Al parecer, según la información difundida, las dos administraciones públicas que gobiernan de manera simultánea y complementaria los destinos de Ceuta (una gestionada por el PP, y la otra por el PSOE), ya han encontrado la solución a los problemas de inseguridad que se vienen produciendo en el recinto de la Autoridad Portuaria. Se trata de una iniciativa innovadora. Van a construir un muro. Otro. El anuncio ha coincidido con la propuesta de Vox de construir sendos muros en las fronteras de Ceuta y Melilla para erradicar la inmigración ilegal (lógicamente costeados por Marruecos, en plena sintonía con el líder del vigente imperialismo ideológico). El muro se ha convertido en la piedra angular del nuevo sentido común. Todo conflicto social se solventa levantando un muro. Frente los problemas que ocasionan unas decenas de jóvenes menores de edad, vulnerables en grado extremo, el remedio no lo encontramos en la atención, la protección, el afecto y la educación, sino en el hormigón. El amplio consenso que suscita esta forma de pensar en nuestra Ciudad provoca escalofríos. Y nos sitúa en la vanguardia de ese movimiento que amenaza con destruir la democracia.
La incapacidad de las democracias occidentales para gestionar el fenómeno de la globalización desde una concepción de la sociedad fundamentada en la Carta Universal de los Derechos Humanos, ha erosionado vertiginosamente la conciencia democrática. Hasta convertir el miedo en un sentimiento colectivo predominante y, en consecuencia, la seguridad en el principio prevalente que ordena y da sentido a un “nuevo” régimen (en el que la democracia queda reducida al acto de la votación). De manera silenciosa y sibilina estamos destruyendo los valores democráticos en un duro tránsito hacia una sociedad fragmentada en castas hostiles entre sí, separadas por muros y ejércitos, y en la que la violencia retorna (desde la edad media) como forma de dirimir las diferencias entre los seres humanos. El miedo genera odio. Y el odio legitima la violencia. Este mecanismo tan simple como efectivo es el que está impulsando la resurrección y propagación de la extrema derecha por toda Europa, lo que incluye a España y, de manera muy destacada, a Ceuta. La libertad y la solidaridad han pasado a un segundo plano, siempre (subjetivamente) supeditado a la seguridad. El amor al prójimo se sustituye por el recelo del prójimo. Ya no se tienden manos, se dan manotazos.

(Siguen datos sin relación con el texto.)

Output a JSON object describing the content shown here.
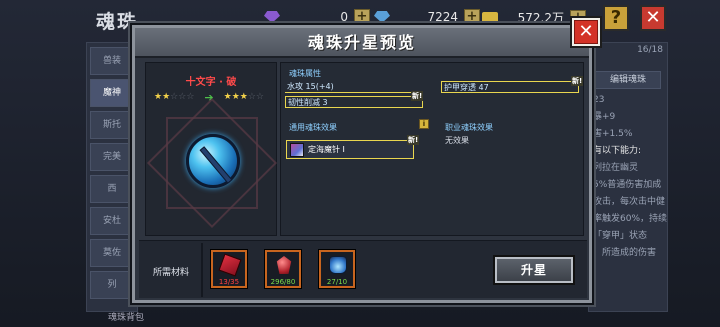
{
  "background": {
    "title": "魂珠",
    "resources": [
      {
        "icon": "purple-gem-icon",
        "value": "0",
        "color": "#8a5ad0"
      },
      {
        "icon": "blue-crystal-icon",
        "value": "7224",
        "color": "#5aa0d8"
      },
      {
        "icon": "gold-chest-icon",
        "value": "572.2万",
        "color": "#d8b640"
      }
    ],
    "help_label": "?",
    "close_label": "✕",
    "left_tabs": [
      "兽装",
      "魔神",
      "斯托",
      "完美",
      "西",
      "安杜",
      "莫佐",
      "列"
    ],
    "right_panel": {
      "count": "16/18",
      "tab_label": "编辑魂珠",
      "lines": [
        "23",
        "暴+9",
        "害+1.5%",
        "有以下能力:",
        "列拉在幽灵",
        "5%普通伤害加成",
        "攻击，每次击中健",
        "率触发60%，持续2",
        "「穿甲」状态",
        "，所造成的伤害"
      ]
    },
    "bottom_label": "魂珠背包"
  },
  "modal": {
    "title": "魂珠升星预览",
    "close_label": "✕",
    "item": {
      "name": "十文字 · 破",
      "stars_before": 2,
      "stars_after": 3,
      "stars_total": 5,
      "arrow": "➔"
    },
    "attributes": {
      "title": "魂珠属性",
      "water_attack": "水攻 15(+4)",
      "armor_pierce": "护甲穿透 47",
      "toughness_reduce": "韧性削减 3",
      "new_tag": "新!"
    },
    "general_effects": {
      "title": "通用魂珠效果",
      "skill": "定海魔针 I",
      "badge": "i"
    },
    "class_effects": {
      "title": "职业魂珠效果",
      "value": "无效果"
    },
    "materials": {
      "label": "所需材料",
      "items": [
        {
          "icon": "red-scroll-icon",
          "count": "13/35",
          "status": "insufficient"
        },
        {
          "icon": "red-crystal-icon",
          "count": "296/80",
          "status": "enough"
        },
        {
          "icon": "star-bottle-icon",
          "count": "27/10",
          "status": "enough"
        }
      ]
    },
    "upgrade_button": "升星"
  }
}
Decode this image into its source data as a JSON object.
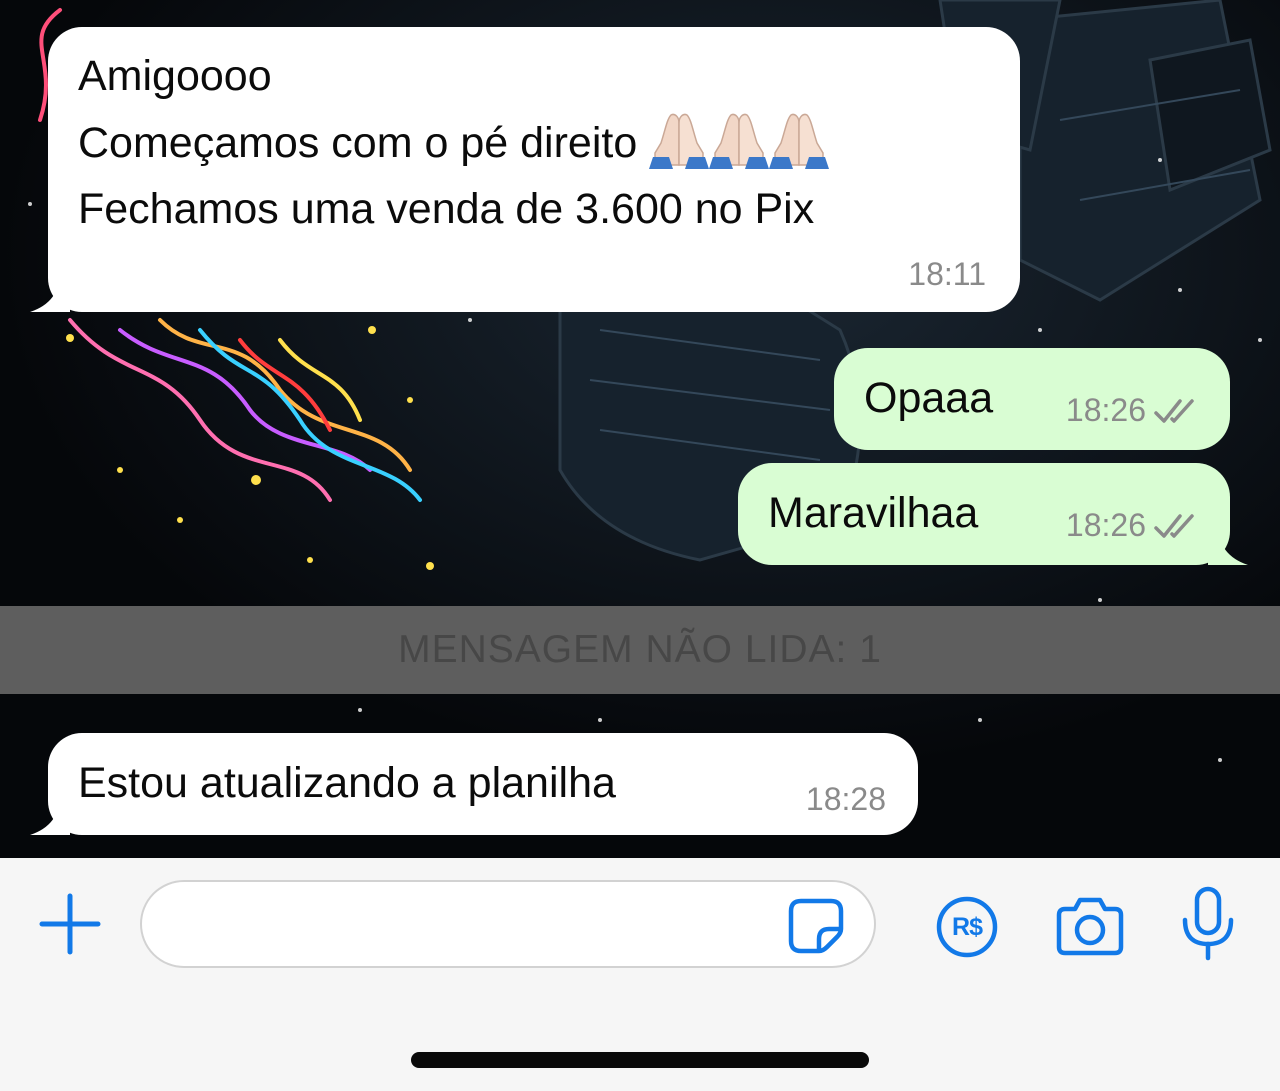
{
  "colors": {
    "accent": "#1279e8",
    "incoming_bubble": "#ffffff",
    "outgoing_bubble": "#d9fdd3",
    "wallpaper": "#05070a",
    "read_ticks": "#8a8a8a"
  },
  "messages": [
    {
      "direction": "incoming",
      "lines": [
        "Amigoooo",
        "Começamos com o pé direito",
        "Fechamos uma venda de 3.600 no Pix"
      ],
      "emoji": [
        "folded-hands",
        "folded-hands",
        "folded-hands"
      ],
      "time": "18:11"
    },
    {
      "direction": "outgoing",
      "text": "Opaaa",
      "time": "18:26",
      "status": "delivered"
    },
    {
      "direction": "outgoing",
      "text": "Maravilhaa",
      "time": "18:26",
      "status": "delivered"
    },
    {
      "direction": "incoming",
      "text": "Estou atualizando a planilha",
      "time": "18:28"
    }
  ],
  "unread_divider": {
    "label": "MENSAGEM NÃO LIDA: 1"
  },
  "composer": {
    "input_value": "",
    "icons": [
      "plus-icon",
      "sticker-icon",
      "pix-payment-icon",
      "camera-icon",
      "microphone-icon"
    ],
    "pix_label": "R$"
  }
}
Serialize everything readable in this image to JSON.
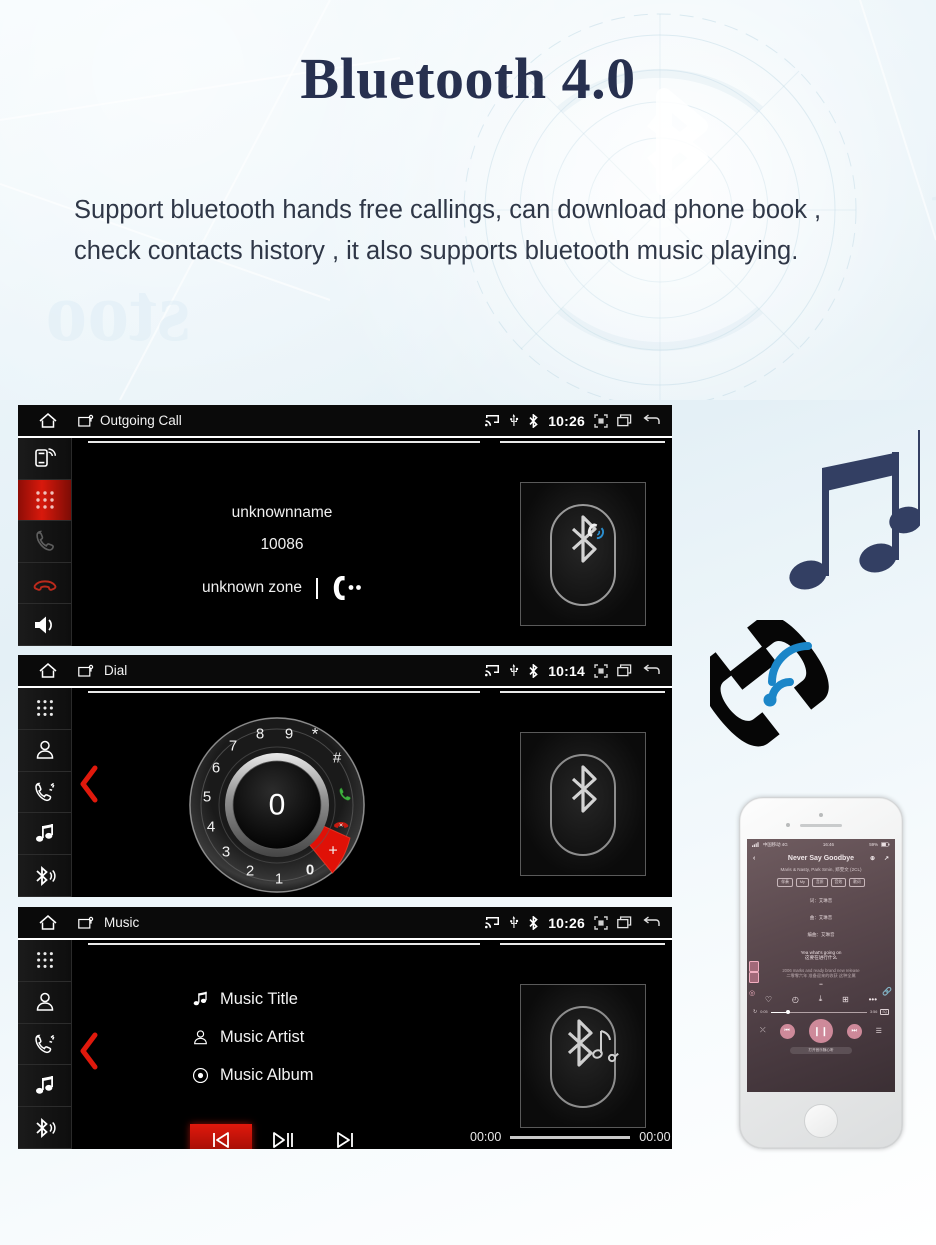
{
  "page": {
    "title": "Bluetooth 4.0",
    "description": "Support bluetooth hands free callings, can download phone book , check contacts history , it also supports bluetooth music playing."
  },
  "colors": {
    "title_navy": "#27304f",
    "body_text": "#2f3747",
    "accent_red": "#d8190c",
    "bluetooth_blue": "#1b86c8",
    "phone_pink": "#f4a0b4",
    "screen_black": "#000000"
  },
  "screens": [
    {
      "id": "outgoing-call",
      "statusbar": {
        "home_icon": "home-icon",
        "app_icon": "screen-cast-app-icon",
        "app_title": "Outgoing Call",
        "icons_left": [
          "cast-icon",
          "usb-icon",
          "bluetooth-icon"
        ],
        "clock": "10:26",
        "icons_right": [
          "screenshot-icon",
          "recent-apps-icon",
          "back-icon"
        ]
      },
      "sidebar": [
        {
          "name": "phone-link-icon",
          "label": "Phone Link",
          "state": "normal"
        },
        {
          "name": "dialpad-icon",
          "label": "Dial Pad",
          "state": "active"
        },
        {
          "name": "call-icon",
          "label": "Answer",
          "state": "disabled"
        },
        {
          "name": "hangup-icon",
          "label": "Hang Up",
          "state": "red"
        },
        {
          "name": "speaker-icon",
          "label": "Speaker",
          "state": "normal"
        }
      ],
      "call": {
        "name": "unknownname",
        "number": "10086",
        "zone": "unknown zone",
        "status_icon": "in-call-handset-icon"
      },
      "art": {
        "name": "bluetooth-call-art",
        "label": "Bluetooth Calling"
      }
    },
    {
      "id": "dial",
      "statusbar": {
        "home_icon": "home-icon",
        "app_icon": "screen-cast-app-icon",
        "app_title": "Dial",
        "icons_left": [
          "cast-icon",
          "usb-icon",
          "bluetooth-icon"
        ],
        "clock": "10:14",
        "icons_right": [
          "screenshot-icon",
          "recent-apps-icon",
          "back-icon"
        ]
      },
      "sidebar": [
        {
          "name": "dialpad-icon",
          "label": "Dial Pad",
          "state": "normal"
        },
        {
          "name": "contacts-icon",
          "label": "Contacts",
          "state": "normal"
        },
        {
          "name": "call-history-icon",
          "label": "Call History",
          "state": "normal"
        },
        {
          "name": "music-icon",
          "label": "Music",
          "state": "normal"
        },
        {
          "name": "bluetooth-icon",
          "label": "Bluetooth",
          "state": "normal"
        }
      ],
      "nav_chevron": "chevron-left-icon",
      "dial": {
        "center_value": "0",
        "keys": [
          "8",
          "9",
          "*",
          "#",
          "+",
          "0",
          "1",
          "2",
          "3",
          "4",
          "5",
          "6",
          "7"
        ],
        "selected_key": "0",
        "call_key": "call-icon",
        "end_key": "end-call-icon"
      },
      "art": {
        "name": "bluetooth-art",
        "label": "Bluetooth"
      }
    },
    {
      "id": "music",
      "statusbar": {
        "home_icon": "home-icon",
        "app_icon": "screen-cast-app-icon",
        "app_title": "Music",
        "icons_left": [
          "cast-icon",
          "usb-icon",
          "bluetooth-icon"
        ],
        "clock": "10:26",
        "icons_right": [
          "screenshot-icon",
          "recent-apps-icon",
          "back-icon"
        ]
      },
      "sidebar": [
        {
          "name": "dialpad-icon",
          "label": "Dial Pad",
          "state": "normal"
        },
        {
          "name": "contacts-icon",
          "label": "Contacts",
          "state": "normal"
        },
        {
          "name": "call-history-icon",
          "label": "Call History",
          "state": "normal"
        },
        {
          "name": "music-icon",
          "label": "Music",
          "state": "normal"
        },
        {
          "name": "bluetooth-icon",
          "label": "Bluetooth",
          "state": "normal"
        }
      ],
      "nav_chevron": "chevron-left-icon",
      "track": {
        "title": "Music Title",
        "artist": "Music Artist",
        "album": "Music Album",
        "title_icon": "music-note-icon",
        "artist_icon": "person-icon",
        "album_icon": "disc-icon"
      },
      "controls": {
        "previous": "previous-track-icon",
        "play_pause": "play-pause-icon",
        "next": "next-track-icon",
        "active": "previous"
      },
      "progress": {
        "elapsed": "00:00",
        "total": "00:00",
        "percent": 0
      },
      "art": {
        "name": "bluetooth-music-art",
        "label": "Bluetooth Music"
      }
    }
  ],
  "decorations": {
    "music_notes": "music-notes-graphic",
    "phone_wifi": "phone-handset-wifi-graphic"
  },
  "phone_mockup": {
    "device": "white-smartphone",
    "status": {
      "carrier": "中国移动 4G",
      "time": "16:46",
      "battery": "59%"
    },
    "nav": {
      "back": "back-icon",
      "title": "Never Say Goodbye",
      "add": "add-icon",
      "share": "share-icon"
    },
    "subtitle": "Maris & Nasty, Park Smin, 郑雯文 (2CL)",
    "chips": [
      "伴奏",
      "My",
      "音质",
      "音效",
      "歌词"
    ],
    "credits": [
      "词：艾琳音",
      "曲：艾琳音",
      "编曲：艾琳音"
    ],
    "lyrics": {
      "current_en": "Yea what's going on",
      "current_cn": "这要在进行什么",
      "next_en": "2006 marks and ready brand new release",
      "next_cn": "二零零六年 准备迎来的收获 这种全属"
    },
    "actions": [
      "heart-icon",
      "comment-icon",
      "download-icon",
      "playlist-add-icon",
      "more-icon"
    ],
    "seek": {
      "elapsed": "0:05",
      "total": "3:56",
      "quality": "SQ"
    },
    "transport": {
      "shuffle": "shuffle-icon",
      "prev": "previous-track-icon",
      "play_pause": "pause-icon",
      "next": "next-track-icon",
      "queue": "queue-icon"
    },
    "bottom_pill": "打开音乐随心听"
  }
}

La pleitesía al miedo se exhibe cada vez con más exuberancia. El paisaje urbano se puebla paulatina e inexorablemente de muros y alambradas. A veces de cemento. Muchas de uniforme. Siempre de separación. El espacio público (las calles y plazas), otrora ámbito de convivencia por excelencia, se desertifica por momentos. Los centros docentes, que debieran ser paradigma de interacción con la ciudadanía, están protegidos por muros fríos y aislantes cada vez más altos (más propios de cárceles que de escuelas). Los centros comerciales son espacios de ocio cerrados y fuertemente protegidos. Las viviendas ya se construyen con doble o triple barrera de acceso (la puerta de la casa, el portón y el portón del portón). Podríamos seguir…
Esta desagradable morfología urbana refleja con extraordinaria precisión y exactitud el proceso de reconfiguración del alma que estamos sufriendo. El muro se ha incrustado en el subconsciente. Se hace groseramente patente el “ellos” y el “nosotros”. La división se asume como una ley natural inmutable.
Lo que cuesta mucho trabajo entender en esta Ciudad es que este modo de entender la vida no admite categorías. No se puede administrar el principio de igualdad de manera selectiva. Cuando se interioriza el muro como forma ordinaria de relación entre personas se interpone siempre. De manera automática, inconsciente e invisible. Si no somos capaces de detener y revertir esta deriva del odio omnipresente, terminaremos levantado un muro en el Puente del Cristo. Y ese sí que es el fin de la esperanza.